Seçim sonrası yürürlüğe konan ekonomik önlem paketinin bir parçası olarak özel tiyatroların bilet fiyatı üzerinden alınan vergi %8’den %10’a yükseltildi. Oyun satın alımlarında uygulanan vergi ise %18’den %20’ye çıkarıldı. Bir yandan da TÜİK’in yeni bir raporu açıklandı. 10 kişiden dokuzunun hiçbir kültürel etkinliğe katılamadığı belirtiliyor bu raporda. Ekonomik kriz nedeniyle tiyatro, konser, sinema gibi sanat faaliyetlerine erişim imkânsız hale geldi. Verilere göre son 12 ay içerisinde 15 yaş ve üzeri fertlerin yüzde 85.3’ü sinemaya, yüzde 93.7’si canlı gösteriye, yüzde 92’si kültürel alanlara ve yüzde 94.9’u canlı spor etkinliğine gidemedi. Bu rapordan anlaşılacağı üzere seyirci sorununun en önemli sebeplerinden biri ekonomik kriz. Öte yandan Türkiye Tiyatro Vakfı’nın başkanı Esen Çamurdan bu sorunun sebebinin yıkılan sahnelerde ve yok edilen kültür mekanlarında aranması gerektiğini söylüyor. Yönetmen Orçun Ucal da kendisiyle yeni yapılan bir söyleşide deneysel oyunların azaldığını, yeni düşünceler ve yeni oyuncular içeren oyunlar görmenin kolay olmadığını ve ekonomik nedenlerle kalabalık kadrolu oyunların artık yapılamadığını vurguluyor. Bu tür kalabalık kadrolu oyunları artık sadece Zorlu PSM gibi şirketlerin finanse ettiği mekanlarda izleyebiliyoruz. Bütün bunlar bir tabloya işaret ediyor. Ekonomik kriz ve kültürel çölleşme ortamında özel tiyatrolar ayakta kalma mücadelesi veriyor. Tiyatroların beklentisi verginin %1’e düşmesiyken mevcut vergi oranları daha da artırıldı.  Tiyatro Kooperatifi temmuz başında bu durumu kınayan bir açıklama yayınlamıştı. Tiyatromuz Yaşasın İnisiyatifi’nden Gizem Duman Şeşen de bu soruna işaret eden beyanlarda bulunuyor. Ancak henüz kötü gidişatı değiştirecek bir adım atılmadı. Özel tiyatroların büyük bir kısmının İngiltere’deki gibi Kar Amacı Gütmeyen Tiyatro olarak yeni bir sınıflandırmaya tabi tutulması gerekiyor. İngiltere’de bu sınıflandırma altındaki topluluklar devletten ciddi oranda ödenek alıyorlar. Türkiye’de ise bütün tiyatrolar ticari şirketler olarak değerlendiriliyor.  Özel tiyatroların önemli bir kısmı kara listeye alınarak devlet desteğinden mahrum bırakılırken Kültür ve Turizm Bakanlığı’ndan en büyük payı 250.000 TL ile devlet kadrolarına yakınlığıyla bilinen Kerem Yılmaz’ın kurduğu 1001 Sanat Topluluğu alıyor.

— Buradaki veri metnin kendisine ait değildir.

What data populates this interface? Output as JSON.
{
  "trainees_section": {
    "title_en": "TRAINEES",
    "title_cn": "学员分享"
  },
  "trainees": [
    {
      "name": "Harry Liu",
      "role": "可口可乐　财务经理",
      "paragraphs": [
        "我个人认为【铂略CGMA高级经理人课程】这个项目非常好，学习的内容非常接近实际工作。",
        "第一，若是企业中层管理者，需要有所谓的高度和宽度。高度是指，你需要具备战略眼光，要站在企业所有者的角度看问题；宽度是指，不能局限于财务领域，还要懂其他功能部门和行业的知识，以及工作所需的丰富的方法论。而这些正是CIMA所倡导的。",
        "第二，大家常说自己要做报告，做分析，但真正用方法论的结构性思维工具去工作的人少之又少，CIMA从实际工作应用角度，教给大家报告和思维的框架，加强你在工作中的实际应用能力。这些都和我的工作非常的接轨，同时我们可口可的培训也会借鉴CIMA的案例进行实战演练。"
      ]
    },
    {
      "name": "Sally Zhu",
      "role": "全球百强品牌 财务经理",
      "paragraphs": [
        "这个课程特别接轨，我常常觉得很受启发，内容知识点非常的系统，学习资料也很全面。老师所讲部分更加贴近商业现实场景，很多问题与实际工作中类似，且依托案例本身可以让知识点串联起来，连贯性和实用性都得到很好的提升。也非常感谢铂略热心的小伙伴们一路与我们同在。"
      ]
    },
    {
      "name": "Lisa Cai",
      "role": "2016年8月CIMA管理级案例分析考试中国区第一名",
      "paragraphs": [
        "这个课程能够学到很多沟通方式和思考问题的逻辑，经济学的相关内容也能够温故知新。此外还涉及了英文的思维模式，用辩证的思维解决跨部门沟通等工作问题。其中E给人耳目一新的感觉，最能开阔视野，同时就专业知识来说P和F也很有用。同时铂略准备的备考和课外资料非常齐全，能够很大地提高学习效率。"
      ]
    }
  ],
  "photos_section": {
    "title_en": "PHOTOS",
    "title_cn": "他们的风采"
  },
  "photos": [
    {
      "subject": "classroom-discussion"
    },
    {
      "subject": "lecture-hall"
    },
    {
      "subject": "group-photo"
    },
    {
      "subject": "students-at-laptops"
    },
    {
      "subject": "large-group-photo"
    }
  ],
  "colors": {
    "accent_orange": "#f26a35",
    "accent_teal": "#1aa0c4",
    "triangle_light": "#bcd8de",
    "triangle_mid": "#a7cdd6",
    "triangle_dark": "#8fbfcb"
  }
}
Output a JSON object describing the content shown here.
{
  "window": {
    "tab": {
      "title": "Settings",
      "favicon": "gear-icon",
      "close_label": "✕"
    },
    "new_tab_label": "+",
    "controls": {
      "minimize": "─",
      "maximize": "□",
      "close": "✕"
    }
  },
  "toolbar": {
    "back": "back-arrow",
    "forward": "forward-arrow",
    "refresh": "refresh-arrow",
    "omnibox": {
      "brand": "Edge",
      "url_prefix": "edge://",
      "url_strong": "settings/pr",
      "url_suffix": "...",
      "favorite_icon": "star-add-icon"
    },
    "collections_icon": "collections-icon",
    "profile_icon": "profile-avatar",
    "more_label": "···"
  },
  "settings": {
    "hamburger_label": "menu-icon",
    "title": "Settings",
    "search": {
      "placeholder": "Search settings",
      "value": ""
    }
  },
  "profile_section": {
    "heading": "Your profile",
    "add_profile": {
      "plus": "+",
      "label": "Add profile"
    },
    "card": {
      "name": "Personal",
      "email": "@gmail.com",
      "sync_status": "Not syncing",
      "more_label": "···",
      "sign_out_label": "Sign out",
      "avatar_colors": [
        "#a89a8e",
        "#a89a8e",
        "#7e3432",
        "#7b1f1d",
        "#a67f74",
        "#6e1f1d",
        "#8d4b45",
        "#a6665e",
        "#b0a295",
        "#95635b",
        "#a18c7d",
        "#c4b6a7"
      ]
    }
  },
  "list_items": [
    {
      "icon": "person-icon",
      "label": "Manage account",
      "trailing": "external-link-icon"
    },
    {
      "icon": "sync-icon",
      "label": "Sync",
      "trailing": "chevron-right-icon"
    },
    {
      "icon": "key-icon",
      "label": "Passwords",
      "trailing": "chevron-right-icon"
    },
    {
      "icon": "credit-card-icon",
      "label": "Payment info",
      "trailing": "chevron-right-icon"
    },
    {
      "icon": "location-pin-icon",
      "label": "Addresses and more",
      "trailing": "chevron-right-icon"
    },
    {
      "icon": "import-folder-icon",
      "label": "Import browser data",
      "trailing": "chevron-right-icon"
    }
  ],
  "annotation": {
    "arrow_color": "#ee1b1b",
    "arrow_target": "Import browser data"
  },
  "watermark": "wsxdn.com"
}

Bu tabloyu değerlendirirken tarihsel bir perspektifle de bakmak yararlı olacaktır. Yakın zamanda bir dijital platformda yayınlanan Genco Erkal belgeseli yakın geçmişte özel tiyatroların nasıl şekillendiğine dair önemli bir anlatı sunuyor. 60’lı yıllarda yaşanan amatör tiyatro patlamasının ardından 70’li yıllarda birbiri ardına özel tiyatro topluluklarının sahne almaya başlaması, onların Anadolu’ya turne yapmaya başlamaları ve hem sol örgütlerin hem de derneklerin bu tiyatroları seyirci oluşturma anlamında nasıl destekledikleri bu belgeselde anlatılıyor. Sol hareketin, belediyelerin ve sivil toplum kuruluşlarının özel tiyatroların seyirci organizasyonuna desteği 2000’li yılların ortalarına dek sürdü. Burada amatör tiyatro ile özel tiyatroların arasında kurulan üretken ilişkinin ve geçişkenliğin tiyatroların kendi seyircilerini oluşturmalarında oldukça önemli olduğunu da vurgulamak gerekiyor. Ancak Türkiye’nin geçirdiği dönüşümle birlikte hem amatör tiyatrolar kan kaybetti hem de sendikaların, sivil toplum kuruluşlarının ve siyasi örgütlerin etkisi çok zayıfladı. Genco Erkal belgeselinin dikkat çektiği başka bir nokta daha var. Belgesel sanatçının kişisel yaşam öyküsünü tiyatro mekanlarının dönüşümü ve bir kısmının yok oluşuyla birlikte ele alarak çok önemli bir olguya değiniyor. Tiyatromuzun kurumsallaşması tiyatro mekanlarına sahip çıkılmasıyla yakından ilintili. Tiyatronun seyirci sorunu ve özel tiyatroların nasıl ayakta kalabileceğine dair çözümler aranırken yukarıdaki noktaların göz önünde bulundurulmasında yarar var.

Özel tiyatroların yerel idare tarafından desteklenmesine dair olumlu bir örnek olarak İBB’nin salonları tiyatroların kullanımına açmasına değinelim. İBB yeni açtığı mekanlarla sanatçıların üretimlerini ücretsiz bir şekilde halkla buluşturuyor. Ancak bu olumlu pratiğin özel tiyatrolar için olumsuz bir yanı da mevcut: oyun kaşeleri oldukça geç bir tarihte ödeniyor. Belediyenin tiyatrolara kaşelerini zamanında ödememesi artan enflasyonla beraber düşünüldüğünde sanatçılar için yeterli bir çözüm olamıyor. Sadece üretimlerini sergilemek değil, üretimlerini yapabilecek altyapı ve mekanlara da sahip olmayan sanatçıların üretim sürecinde de yerel yönetimler tarafından daha iyi desteklenmesi gerekiyor.